After Clayton Kershaw won his second game against the Rays on Sunday night for a 3-2 Series advantage, Los Angeles opted against trying to use right-handed ace Walker Buehler to start on short rest Tuesday night.
Roberts, who hopes to get five or six innings from Gonsolin, said the Dodgers thought through that option, but decided it didn’t make sense.
“You’re putting yourself in a situation where after winning a game to put him in a tough situation. There’s already guaranteed, at worse, a Game 7,” Roberts said. “There’s a blister component that we’ve dealt with, that it just brings that more into play with that extra day.”
Buehler was the winner in Game 3 on Friday night, when he struck out 10 while allowing one run and three hits over six innings.
RAY OF HOPE
Eleven of the last 14 teams that trailed going into Game 6, and then forced a Game 7, went on to win the World Series.
Ryan Thompson has pitched in relief for the Tampa Bay Rays in three consecutive World Series games.
A year ago, the 6-foot-5 right-hander from Oregon with the unusual delivery — part sidearm, part submarine — was a substitute teacher and sometimes working with his mother overseeing a Wii dance club.
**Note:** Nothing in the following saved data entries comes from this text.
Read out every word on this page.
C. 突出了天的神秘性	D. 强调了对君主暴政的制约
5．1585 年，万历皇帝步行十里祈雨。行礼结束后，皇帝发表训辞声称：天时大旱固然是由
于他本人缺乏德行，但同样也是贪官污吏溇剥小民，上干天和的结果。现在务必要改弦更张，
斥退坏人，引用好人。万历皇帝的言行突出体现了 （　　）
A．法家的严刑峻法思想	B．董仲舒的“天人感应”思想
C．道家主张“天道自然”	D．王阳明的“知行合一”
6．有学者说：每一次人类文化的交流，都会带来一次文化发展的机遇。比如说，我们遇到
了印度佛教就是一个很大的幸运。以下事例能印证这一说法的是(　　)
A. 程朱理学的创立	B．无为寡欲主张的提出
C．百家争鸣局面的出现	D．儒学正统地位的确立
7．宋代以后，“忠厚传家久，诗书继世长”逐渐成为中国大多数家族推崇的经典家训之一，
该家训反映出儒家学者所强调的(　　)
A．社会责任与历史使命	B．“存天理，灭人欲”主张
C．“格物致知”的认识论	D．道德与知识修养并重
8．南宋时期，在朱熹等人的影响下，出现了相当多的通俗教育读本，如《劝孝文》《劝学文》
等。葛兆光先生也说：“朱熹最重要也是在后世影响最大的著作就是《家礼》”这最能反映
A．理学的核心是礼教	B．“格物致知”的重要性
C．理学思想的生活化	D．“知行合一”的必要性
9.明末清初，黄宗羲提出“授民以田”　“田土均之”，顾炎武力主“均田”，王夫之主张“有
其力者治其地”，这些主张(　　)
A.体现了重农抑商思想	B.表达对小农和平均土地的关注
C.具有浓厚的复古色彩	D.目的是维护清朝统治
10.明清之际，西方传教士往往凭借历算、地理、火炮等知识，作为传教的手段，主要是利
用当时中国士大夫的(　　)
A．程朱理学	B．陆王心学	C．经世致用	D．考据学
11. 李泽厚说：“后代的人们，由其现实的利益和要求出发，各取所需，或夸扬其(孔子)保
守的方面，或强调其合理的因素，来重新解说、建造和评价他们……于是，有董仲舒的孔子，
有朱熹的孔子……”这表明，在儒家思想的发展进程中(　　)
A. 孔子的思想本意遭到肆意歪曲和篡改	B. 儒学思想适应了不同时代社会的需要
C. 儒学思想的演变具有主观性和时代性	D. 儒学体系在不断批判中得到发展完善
“I was just trying to make as much money as I could so I could afford training, and I was in Triple-A,” Thompson said Monday. “The minor league life is not easy. When I had my surgery, you know, everything was up in the air.”
Thompson, who had Tommy John surgery in 2018, made his big league debut this season when he appeared in 25 regular-season games. He has a 1.93 ERA in nine postseason appearances, including 2 2/3 scoreless innings in this World Series.
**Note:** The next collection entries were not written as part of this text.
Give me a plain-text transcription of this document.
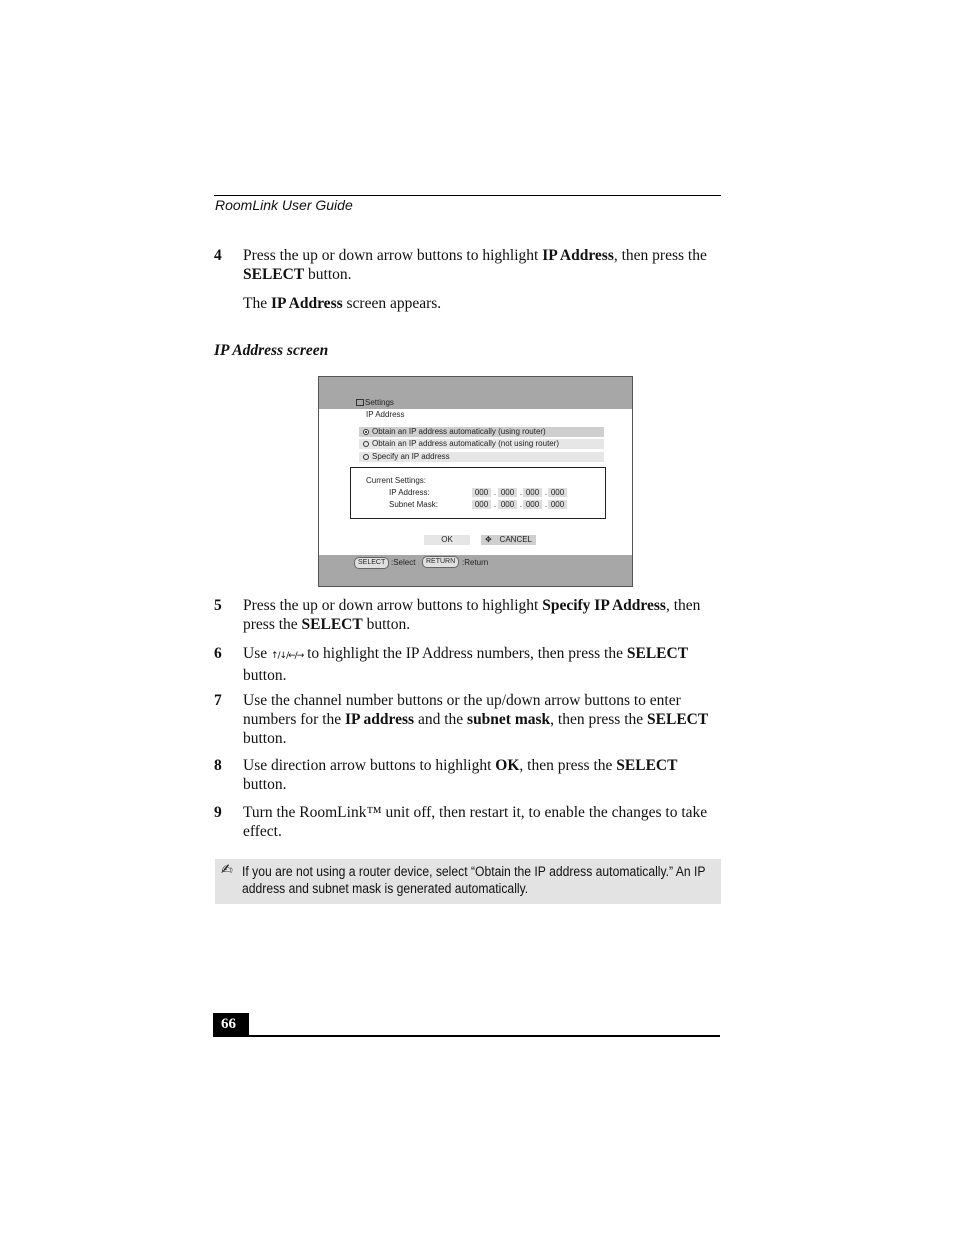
RoomLink User Guide
4 Press the up or down arrow buttons to highlight IP Address, then press the
SELECT button.
The IP Address screen appears.
IP Address screen
Settings
IP Address
Obtain an IP address automatically (using router)
Obtain an IP address automatically (not using router)
Specify an IP address
Current Settings:
IP Address:	000 . 000 . 000 . 000
Subnet Mask:	000 . 000 . 000 . 000
OK	✥ CANCEL
SELECT :Select	RETURN :Return
5 Press the up or down arrow buttons to highlight Specify IP Address, then press the SELECT button.
6 Use ↑/↓/←/→ to highlight the IP Address numbers, then press the SELECT button.
7 Use the channel number buttons or the up/down arrow buttons to enter numbers for the IP address and the subnet mask, then press the SELECT button.
8 Use direction arrow buttons to highlight OK, then press the SELECT button.
9 Turn the RoomLink™ unit off, then restart it, to enable the changes to take effect.
✍ If you are not using a router device, select “Obtain the IP address automatically.” An IP address and subnet mask is generated automatically.
66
His family didn’t get to see him pitch in the regular season, which Thompson said was a struggle since he was not able to share those moments. They have been at some postseason games, including the World Series, though they can’t see each other after games with players in MLB’s bubbled postseason environment because of concerns after the coronavirus delayed and shortened the regular season.
“I just wish that I could hug them. I just wish that I could run up into the stands and say, ‘Hi.’ Or even after the game, meet him out for dinner or something,” Thompson said. “That’s the part that sucks for us, is that there’s a disconnect. Our parents get to feel this emotion, and we get feel emotion, but we don’t get to embrace and feel this moment together.”
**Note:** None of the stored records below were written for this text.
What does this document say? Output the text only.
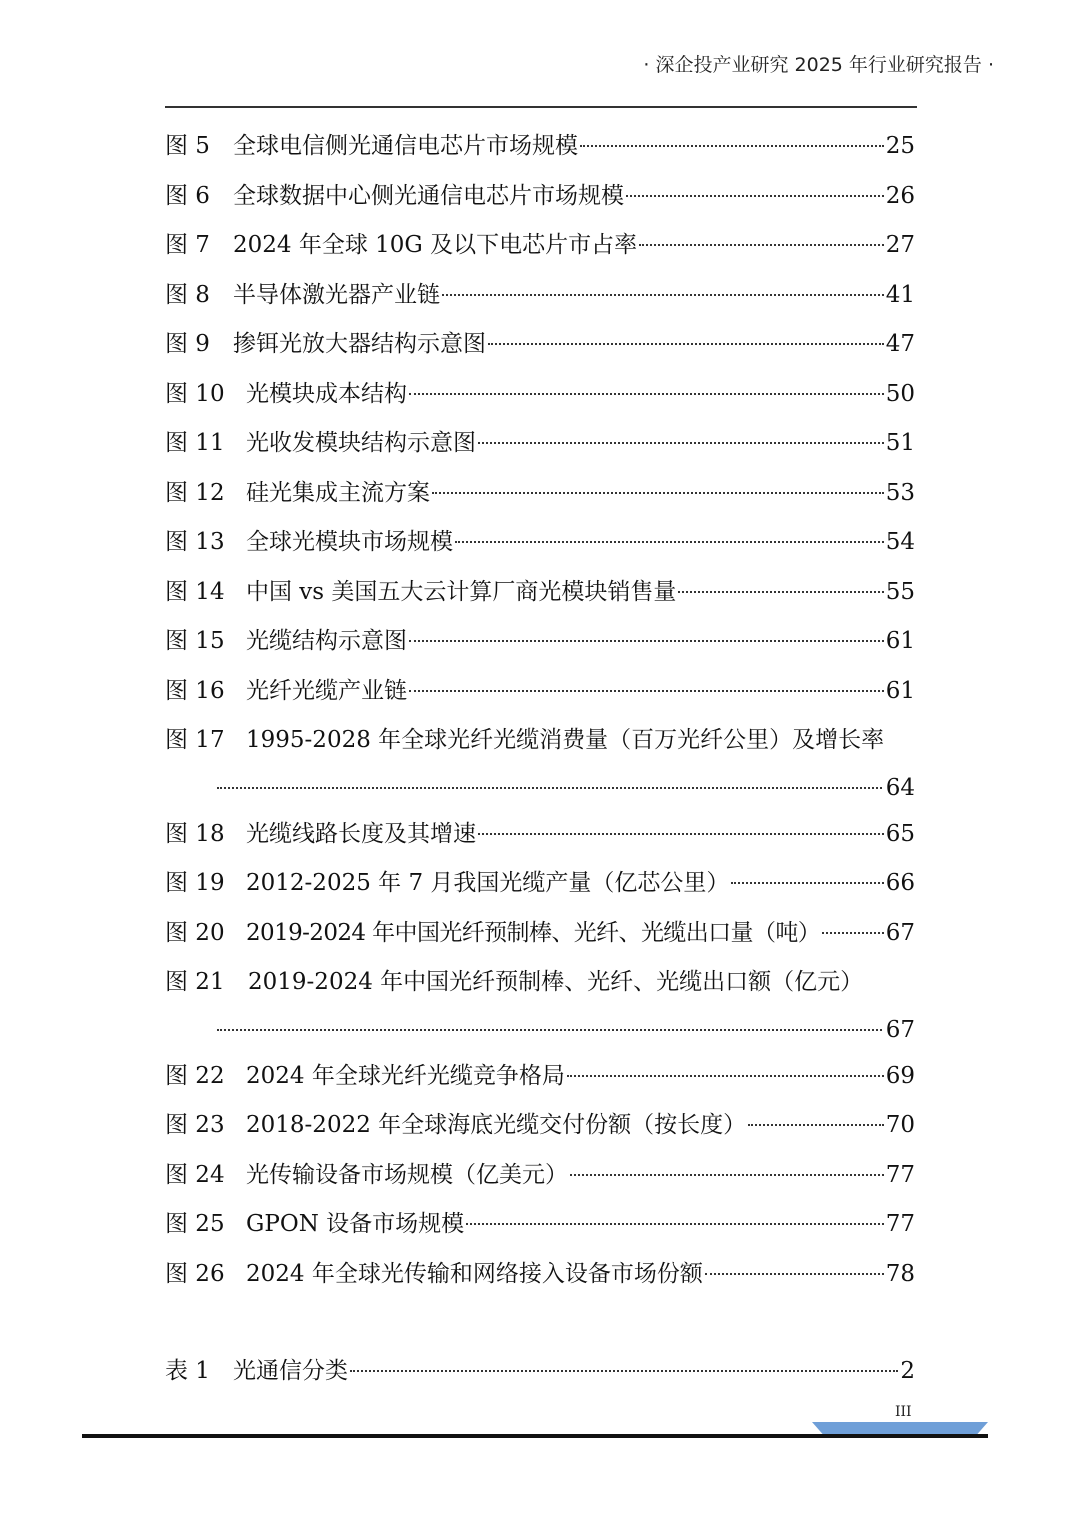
· 深企投产业研究 2025 年行业研究报告 ·
图 5	全球电信侧光通信电芯片市场规模	25
图 6	全球数据中心侧光通信电芯片市场规模	26
图 7	2024 年全球 10G 及以下电芯片市占率	27
图 8	半导体激光器产业链	41
图 9	掺铒光放大器结构示意图	47
图 10 光模块成本结构	50
图 11 光收发模块结构示意图	51
图 12 硅光集成主流方案	53
图 13 全球光模块市场规模	54
图 14 中国 vs 美国五大云计算厂商光模块销售量	55
图 15 光缆结构示意图	61
图 16 光纤光缆产业链	61
图 17 1995-2028 年全球光纤光缆消费量（百万光纤公里）及增长率
64
图 18 光缆线路长度及其增速	65
图 19 2012-2025 年 7 月我国光缆产量（亿芯公里）	66
图 20 2019-2024 年中国光纤预制棒、光纤、光缆出口量（吨）	67
图 21	2019-2024 年中国光纤预制棒、光纤、光缆出口额（亿元）
67
图 22 2024 年全球光纤光缆竞争格局	69
图 23 2018-2022 年全球海底光缆交付份额（按长度）	70
图 24 光传输设备市场规模（亿美元）	77
图 25 GPON 设备市场规模	77
图 26 2024 年全球光传输和网络接入设备市场份额	78
表 1	光通信分类	2
III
When Max Muncy hit a no-doubt homer in the fifth inning of Game 5, he became the ninth different Dodgers player to go deep in this World Series.
That broke the record of eight different Oakland players who homered for the Athletics in a Series sweep of San Francisco in 1989. Los Angeles had tied the mark three innings before Muncy when Joc Pederson went deep.
Shortstop Corey Seager and third baseman Justin Turner both have two homers in this Fall Classic for LA. The rest of the Dodgers homers vs. the Rays have come from Mookie Betts, Cody Bellinger, Chris Taylor, Austin Barnes and Will Smith.
A run has been scored in the top half of the first inning in the last four games. That hadn’t happened since the 1932 World Series, when the New York Yankees swept the Chicago Cubs during the Series where Babe Ruth called his home run shot. ... Muncy has walked 20 times, matching Gary Sheffield in 1997 for the second-most in postseason history. Barry Bonds got a record 27 free passes in 2002.